In Istanbul hat erneut eine Kundgebung für die hungerstreikenden Rechtsanwält*innen Ebru Timtik und Aytaç Ünsal stattgefunden. Die beiden inhaftierten Anwält*innen fordern mit ihrem Hungerstreik ein faires Gerichtsverfahren und sind nach monatelangem Nahrungsentzug in einem sehr kritischen Zustand. Trotz amtlich festgestellter Haftunfähigkeit ist der Haftbefehl nicht aufgehoben worden, die beiden wurden vor fünf Tagen gegen ihren Willen ins Krankenhaus eingewiesen.

Die Kundgebung vor dem „Halkalı Kanuni Sultan Süleyman“-Krankenhaus in Istanbul fand in Begleitung eines hohen Polizeiaufgebots statt. Die Teilnehmenden hielten Fotos von Timtik und Ünsal in den Händen und forderten ihre Entlassung aus dem Krankenhaus sowie eine faire Neuverhandlung.

Meral Yıldırım Gökoğlu, deren Ehemann Engin Gökoğlu ebenfalls im Gefängnis ist, hielt im Namen der Angehörigen inhaftierter Anwältinnen und Anwälte eine Ansprache und sagte, dass der Gesundheitszustand von Timtik und Ünsal sich zunehmend verschlechtert: „Wir wollen sie nicht verlieren! Auch sie wollen nicht sterben, sie wollen Gerechtigkeit.“ Gökoğlu wies darauf hin, dass den Hungerstreikenden jederzeit eine Zwangsernährung droht. Ihre Lebensbedingungen seien im Krankenhaus noch sehr viel schlechter als im Gefängnis, weil es weder frische Luft noch ein Besuchsrecht für Angehörige gebe.

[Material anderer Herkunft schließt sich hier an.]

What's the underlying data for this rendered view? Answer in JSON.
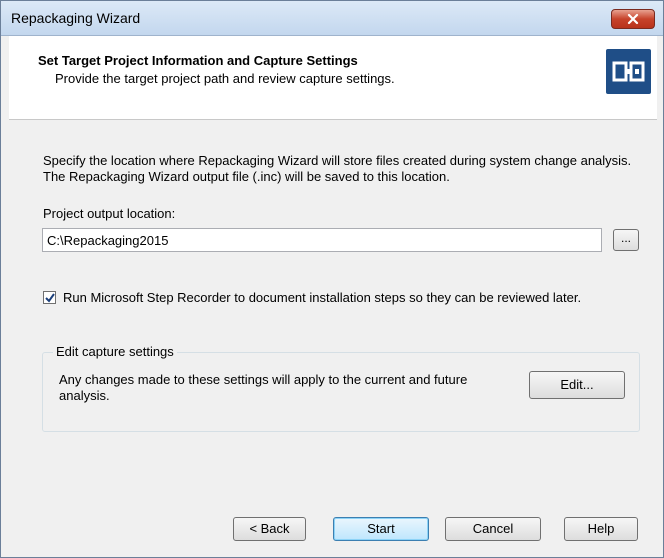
{
  "window": {
    "title": "Repackaging Wizard"
  },
  "header": {
    "title": "Set Target Project Information and Capture Settings",
    "subtitle": "Provide the target project path and review capture settings."
  },
  "content": {
    "description": "Specify the location where Repackaging Wizard will store files created during system change analysis. The Repackaging Wizard output file (.inc) will be saved to this location.",
    "output_label": "Project output location:",
    "output_value": "C:\\Repackaging2015",
    "browse_label": "...",
    "step_recorder": {
      "checked": true,
      "label": "Run Microsoft Step Recorder to document installation steps so they can be reviewed later."
    },
    "capture_group": {
      "legend": "Edit capture settings",
      "text": "Any changes made to these settings will apply to the current and future analysis.",
      "edit_label": "Edit..."
    }
  },
  "footer": {
    "back": "< Back",
    "start": "Start",
    "cancel": "Cancel",
    "help": "Help"
  },
  "colors": {
    "logo": "#1f4e87",
    "close": "#c7432b",
    "titlebar": "#c3d7ee"
  },
  "icons": {
    "close": "close-icon",
    "logo": "wizard-logo-icon",
    "check": "checkmark-icon"
  }
}
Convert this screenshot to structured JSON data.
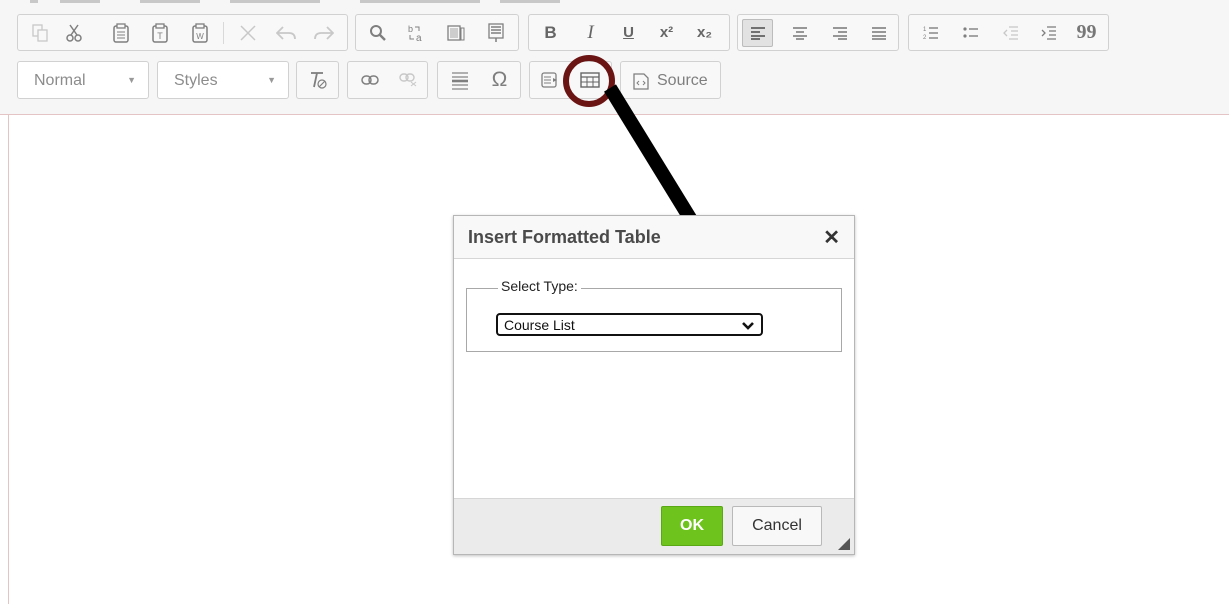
{
  "toolbar": {
    "format_combo": {
      "label": "Normal"
    },
    "styles_combo": {
      "label": "Styles"
    },
    "source_button": {
      "label": "Source"
    },
    "icons": {
      "copy": "copy-icon",
      "cut": "cut-icon",
      "paste": "paste-icon",
      "paste_text": "paste-text-icon",
      "paste_word": "paste-word-icon",
      "remove": "remove-icon",
      "undo": "undo-icon",
      "redo": "redo-icon",
      "find": "find-icon",
      "replace": "replace-icon",
      "select_all": "select-all-icon",
      "spellcheck": "spellcheck-icon",
      "bold": "B",
      "italic": "I",
      "underline": "U",
      "superscript": "superscript-icon",
      "subscript": "subscript-icon",
      "align_left": "align-left-icon",
      "align_center": "align-center-icon",
      "align_right": "align-right-icon",
      "justify": "justify-icon",
      "numbered_list": "numbered-list-icon",
      "bulleted_list": "bulleted-list-icon",
      "outdent": "outdent-icon",
      "indent": "indent-icon",
      "blockquote": "blockquote-icon",
      "remove_format": "remove-format-icon",
      "link": "link-icon",
      "unlink": "unlink-icon",
      "horizontal_rule": "horizontal-rule-icon",
      "special_char": "omega-icon",
      "insert_template": "insert-template-icon",
      "insert_table": "table-icon"
    },
    "superscript_glyph": "x²",
    "subscript_glyph": "x₂",
    "quote_glyph": "99",
    "omega_glyph": "Ω"
  },
  "dialog": {
    "title": "Insert Formatted Table",
    "close_glyph": "✕",
    "fieldset_legend": "Select Type:",
    "select_value": "Course List",
    "ok_label": "OK",
    "cancel_label": "Cancel"
  },
  "colors": {
    "callout": "#6b1414",
    "ok_button": "#6ec31c",
    "arrow": "#000000"
  }
}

Der Hungerstreik von Ebru Timtik und Aytaç Ünsal

Ebru Timtik ist als Anwältin beim linken Verband „Rechtsbüro des Volkes“ (türk. Halkın Hukuk Bürosu“) osrganisiert. Sie befindet sich seit mittlerweile 214 Tagen im sogenannten Todesfasten. Ihr Kollege Aytaç Ünsal verweigert seit 183 Tagen jegliche Nahrungsaufnahme. Beide wurden aufgrund von widersprüchlichen Aussagen des Kronzeugen Berk Ercan zu langjährigen Haftstrafen verurteilt. Die Anschuldigungen dieses Überläufers haben zur Verhaftung von knapp 200 Menschen geführt. Sie alle wurden im Komplex der Verfahren gegen vermeintliche Angehörige der DHKP-C nach Terrorparagrafen verurteilt. Unter ihnen sind auch mehrere Mitglieder der Musikgruppe Grup Yorum und Mustafa Koçak, der zu lebenslanger Haft verurteilt worden war und vergangenen April im Hungerstreik an den Folgen einer Zwangsernährung gestorben ist.